Une possible humanité
Le dispositif scénographique de Serge Aimé Coulibaly a cela d’étonnant qu’il met sur un même plan tous ses interprètes. En support, les lumières d’Arié van Egmond s’attachent précisément à maintenir une certaine horizontalité dans ce rapport. Aucun danseur ou musicien, aucune comédienne ou chanteuse ne s’impose durablement dans cet espace. La scène est au contraire envisagée comme un lieu où se partagent histoires, émotions et désirs. Dès lors, les visages y sont passagers, mais les présences permanentes, faisant le récit d’une humanité qui veut encore croire en elle-même.
Dans cette traversée, une voix toutefois emporte tout, celle de Niaka Sacko. Tenue, intense et profonde, elle suspend les images sur des arias étourdissantes, donnant une lecture encore plus viscérale de la pièce. Back to Kidal n’est pas un voyage nostalgique, c’est un retour à l’essentiel, un retour au chant, au corps et à la musique comme matière artistique première. Ce sont les outils par excellence de ce qui peut encore rassembler avec, plutôt que contre.

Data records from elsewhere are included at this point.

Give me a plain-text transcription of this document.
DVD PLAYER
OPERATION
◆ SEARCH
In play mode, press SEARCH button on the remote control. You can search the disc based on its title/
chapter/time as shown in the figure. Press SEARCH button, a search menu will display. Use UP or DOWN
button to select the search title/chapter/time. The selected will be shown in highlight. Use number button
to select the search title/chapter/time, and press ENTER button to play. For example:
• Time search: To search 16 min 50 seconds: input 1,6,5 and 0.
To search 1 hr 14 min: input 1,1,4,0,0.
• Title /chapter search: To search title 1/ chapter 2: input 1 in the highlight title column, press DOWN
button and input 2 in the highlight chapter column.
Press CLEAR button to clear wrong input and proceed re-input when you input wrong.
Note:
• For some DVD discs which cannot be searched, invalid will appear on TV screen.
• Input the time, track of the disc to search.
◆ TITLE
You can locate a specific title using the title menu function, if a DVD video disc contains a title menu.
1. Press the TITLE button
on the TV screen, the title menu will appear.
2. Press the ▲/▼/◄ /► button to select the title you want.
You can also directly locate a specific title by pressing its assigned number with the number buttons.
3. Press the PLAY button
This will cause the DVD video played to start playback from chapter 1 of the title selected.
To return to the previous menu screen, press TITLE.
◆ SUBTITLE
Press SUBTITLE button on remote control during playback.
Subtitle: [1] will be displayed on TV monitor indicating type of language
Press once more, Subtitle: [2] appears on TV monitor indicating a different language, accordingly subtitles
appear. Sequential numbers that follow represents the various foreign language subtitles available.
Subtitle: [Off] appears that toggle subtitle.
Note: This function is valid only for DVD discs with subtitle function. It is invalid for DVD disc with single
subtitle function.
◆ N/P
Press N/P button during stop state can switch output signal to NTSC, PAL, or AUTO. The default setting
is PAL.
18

Sous la dune textile, allégorie de ce qui sépare les peuples, couve d’ailleurs un espoir, celui de l’entente et de l’harmonie comme horizon commun.
Prendre acte
La métaphore pourrait être naïve, elle est en réalité d’une grande tendresse, précisément parce qu’elle arrive consciente de toute l’histoire qui la précède. Dans les mots d’Odile Sankara qui viennent clore la représentation, il n’est question ni de pardon ni d’oubli, mais d’une volonté de construire ensemble, malgré tout et dès à présent. Un souhait dont le public, très majoritairement occidental, devrait prendre acte, à défaut de retenir, flashs et caméras à la main, un manque de respect patent envers les artistes. Le travail de Serge Aimé Coulibaly est précis, notamment dans son équilibre entre musique, danse et voix. Mais, cette belle parenthèse refermée, reste à espérer qu’elle laisse d’autres traces que des photos et vidéos dans des galeries de smartphone que personne n’ira plus jamais regarder.

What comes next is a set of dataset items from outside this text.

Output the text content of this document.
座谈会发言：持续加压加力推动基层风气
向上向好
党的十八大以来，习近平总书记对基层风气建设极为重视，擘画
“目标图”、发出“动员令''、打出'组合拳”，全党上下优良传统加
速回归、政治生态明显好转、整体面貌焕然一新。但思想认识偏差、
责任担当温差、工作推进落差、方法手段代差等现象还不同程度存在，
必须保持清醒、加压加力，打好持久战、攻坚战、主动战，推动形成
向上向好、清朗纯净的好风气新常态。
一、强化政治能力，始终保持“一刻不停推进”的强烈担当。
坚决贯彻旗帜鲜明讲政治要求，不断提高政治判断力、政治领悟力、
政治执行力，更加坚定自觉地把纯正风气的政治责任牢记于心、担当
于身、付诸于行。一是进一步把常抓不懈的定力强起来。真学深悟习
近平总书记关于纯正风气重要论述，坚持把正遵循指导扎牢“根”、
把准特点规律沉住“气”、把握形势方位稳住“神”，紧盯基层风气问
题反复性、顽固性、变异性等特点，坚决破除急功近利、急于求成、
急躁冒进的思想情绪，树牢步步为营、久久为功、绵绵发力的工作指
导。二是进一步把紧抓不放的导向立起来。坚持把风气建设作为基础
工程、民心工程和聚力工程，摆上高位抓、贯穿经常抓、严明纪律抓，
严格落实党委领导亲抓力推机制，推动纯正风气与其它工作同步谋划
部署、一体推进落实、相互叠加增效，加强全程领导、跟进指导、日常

Back to Kidal de Serge Aimé Coulibaly
Opéra Comédie dans le cadre du festival Montpellier Danse
1er et 2 juillet 2026
Durée 1h15
Concept et chorégraphie de Serge Aimé Coulibaly
Créé avec et interprété par Odile Sankara, Jean Robert Koudogbo-Kiki, Ida Faho, Djibril Ouattara, Arsène Etaba, Deborah Lotti, Charly Simon, Niaka Sacko.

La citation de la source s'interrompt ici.